New subject: [Pywikipedia-l] Problem with non-US-ASCII characters using get.py with output redirected to a file

9 Dec 2008


      Hi, I have problem described in subject. I'd like to do same complex
tasks on cs.wikisource documents, and because I can't write scripts in
Python, I've decided to use pywikipedia framework to download and
upload pages, whilst working with source wikicode will be made by my
own specialized scripts written in Perl.
Now, what's the problem: I'm running get.py to download specified page.

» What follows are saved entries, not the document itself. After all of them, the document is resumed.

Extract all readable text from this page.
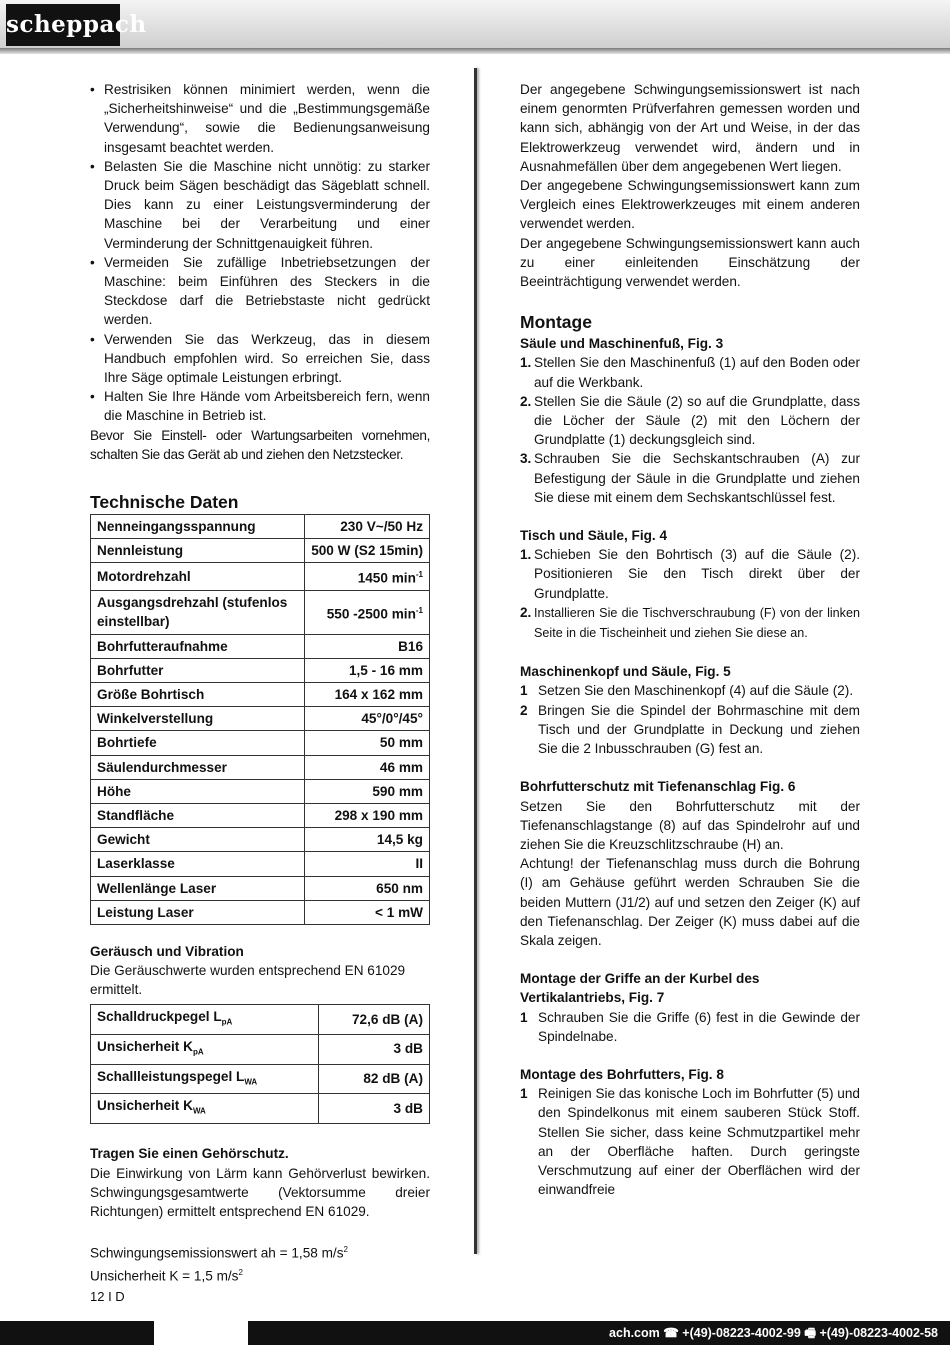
scheppach
• Restrisiken können minimiert werden, wenn die „Sicherheitshinweise“ und die „Bestimmungsgemäße Verwendung“, sowie die Bedienungsanweisung insgesamt beachtet werden.
• Belasten Sie die Maschine nicht unnötig: zu starker Druck beim Sägen beschädigt das Sägeblatt schnell. Dies kann zu einer Leistungsverminderung der Maschine bei der Verarbeitung und einer Verminderung der Schnittgenauigkeit führen.
• Vermeiden Sie zufällige Inbetriebsetzungen der Maschine: beim Einführen des Steckers in die Steckdose darf die Betriebstaste nicht gedrückt werden.
• Verwenden Sie das Werkzeug, das in diesem Handbuch empfohlen wird. So erreichen Sie, dass Ihre Säge optimale Leistungen erbringt.
• Halten Sie Ihre Hände vom Arbeitsbereich fern, wenn die Maschine in Betrieb ist.

Bevor Sie Einstell- oder Wartungsarbeiten vornehmen, schalten Sie das Gerät ab und ziehen den Netzstecker.

Technische Daten
Nenneingangsspannung	230 V~/50 Hz
Nennleistung	500 W (S2 15min)
Motordrehzahl	1450 $\min^{-1}$
Ausgangsdrehzahl (stufenlos einstellbar)	550 -2500 $\min^{-1}$
Bohrfutteraufnahme	B16
Bohrfutter	1,5 - 16 mm
Größe Bohrtisch	164 x 162 mm
Winkelverstellung	45°/0°/45°
Bohrtiefe	50 mm
Säulendurchmesser	46 mm
Höhe	590 mm
Standfläche	298 x 190 mm
Gewicht	14,5 kg
Laserklasse	II
Wellenlänge Laser	650 nm
Leistung Laser	< 1 mW
Geräusch und Vibration

Die Geräuschwerte wurden entsprechend EN 61029 ermittelt.

Schalldruckpegel $L_{pA}$	72,6 dB (A)
Unsicherheit $K_{pA}$	3 dB
Schallleistungspegel $L_{WA}$	82 dB (A)
Unsicherheit $K_{WA}$	3 dB
Tragen Sie einen Gehörschutz.

Die Einwirkung von Lärm kann Gehörverlust bewirken. Schwingungsgesamtwerte (Vektorsumme dreier Richtungen) ermittelt entsprechend EN 61029.

Schwingungsemissionswert ah = 1,58 $m/s^2$

Unsicherheit K = 1,5 $m/s^2$

Der angegebene Schwingungsemissionswert ist nach einem genormten Prüfverfahren gemessen worden und kann sich, abhängig von der Art und Weise, in der das Elektrowerkzeug verwendet wird, ändern und in Ausnahmefällen über dem angegebenen Wert liegen.

Der angegebene Schwingungsemissionswert kann zum Vergleich eines Elektrowerkzeuges mit einem anderen verwendet werden.

Der angegebene Schwingungsemissionswert kann auch zu einer einleitenden Einschätzung der Beeinträchtigung verwendet werden.

Montage
Säule und Maschinenfuß, Fig. 3
1. Stellen Sie den Maschinenfuß (1) auf den Boden oder auf die Werkbank.
2. Stellen Sie die Säule (2) so auf die Grundplatte, dass die Löcher der Säule (2) mit den Löchern der Grundplatte (1) deckungsgleich sind.
3. Schrauben Sie die Sechskantschrauben (A) zur Befestigung der Säule in die Grundplatte und ziehen Sie diese mit einem dem Sechskantschlüssel fest.
Tisch und Säule, Fig. 4
1. Schieben Sie den Bohrtisch (3) auf die Säule (2). Positionieren Sie den Tisch direkt über der Grundplatte.
2. Installieren Sie die Tischverschraubung (F) von der linken Seite in die Tischeinheit und ziehen Sie diese an.
Maschinenkopf und Säule, Fig. 5
1 Setzen Sie den Maschinenkopf (4) auf die Säule (2).
2 Bringen Sie die Spindel der Bohrmaschine mit dem Tisch und der Grundplatte in Deckung und ziehen Sie die 2 Inbusschrauben (G) fest an.
Bohrfutterschutz mit Tiefenanschlag Fig. 6

Setzen Sie den Bohrfutterschutz mit der Tiefenanschlagstange (8) auf das Spindelrohr auf und ziehen Sie die Kreuzschlitzschraube (H) an.

Achtung! der Tiefenanschlag muss durch die Bohrung (I) am Gehäuse geführt werden Schrauben Sie die beiden Muttern (J1/2) auf und setzen den Zeiger (K) auf den Tiefenanschlag. Der Zeiger (K) muss dabei auf die Skala zeigen.

Montage der Griffe an der Kurbel des Vertikalantriebs, Fig. 7
1 Schrauben Sie die Griffe (6) fest in die Gewinde der Spindelnabe.
Montage des Bohrfutters, Fig. 8
1 Reinigen Sie das konische Loch im Bohrfutter (5) und den Spindelkonus mit einem sauberen Stück Stoff. Stellen Sie sicher, dass keine Schmutzpartikel mehr an der Oberfläche haften. Durch geringste Verschmutzung auf einer der Oberflächen wird der einwandfreie
12 I D
ach.com ☎ +(49)-08223-4002-99 🖷 +(49)-08223-4002-58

$ python get.py "Page name" > File
but file contains not UTF-8 characters, some letters (á, í, é) seems
to be one-byte characters in ISO-8859-1, another non-US-ASCII letters
(e.g. Czech letters with caron: ě, š, č etc.) are written as
^C{lightyellow}e^C{default} (instead of Czech letter "ě" which is
equivalent to &ecaron; as HTML entity). The same is given by running:
$ python get.py "Page name" | less
Without redirect to a file or pipe, I don't see any problem.
Even worse: if page name contains UTF-8 characters, then file is
empty, because get.py tries to download wrong (almost nonexisting)
page:
$ python get.py 'Jaroslav Vrchlický' > file.txt
Checked for running processes. 1 processes currently running,
including the current process.
Traceback (most recent call last):
  File "get.py", line 33, in <module>
    main()
  File "get.py", line 29, in main
    wikipedia.output(page.get(), toStdout = True)
  File "/home/milos/wiki/pywikipediabot-new/wikipedia.py", line 668, in get
    self._contents = self._getEditPage(get_redirect = get_redirect,
throttle = throttle, sysop = sysop)
  File "/home/milos/wiki/pywikipediabot-new/wikipedia.py", line 799,
in _getEditPage
    raise NoPage(self.site(), self.aslink(forceInterwiki = True))
wikipedia.NoPage: (wikisource:cs, u'[[cs:Jaroslav Vrchlick\xc3\xbd]]')
Without redirected output I don't see any problem.
I've tried to use either elder or actual nightly rebuild. Used on
Fedora 7 distribution with LC_ALL=cs_CZ.UTF-8 locale.
Have you any idea, how to simply download source wikicode of specified
page to a file, without no need of subsequent parsing of XML output
(as it is necessary while using api.php)?
Thx.
Milda@cswikisource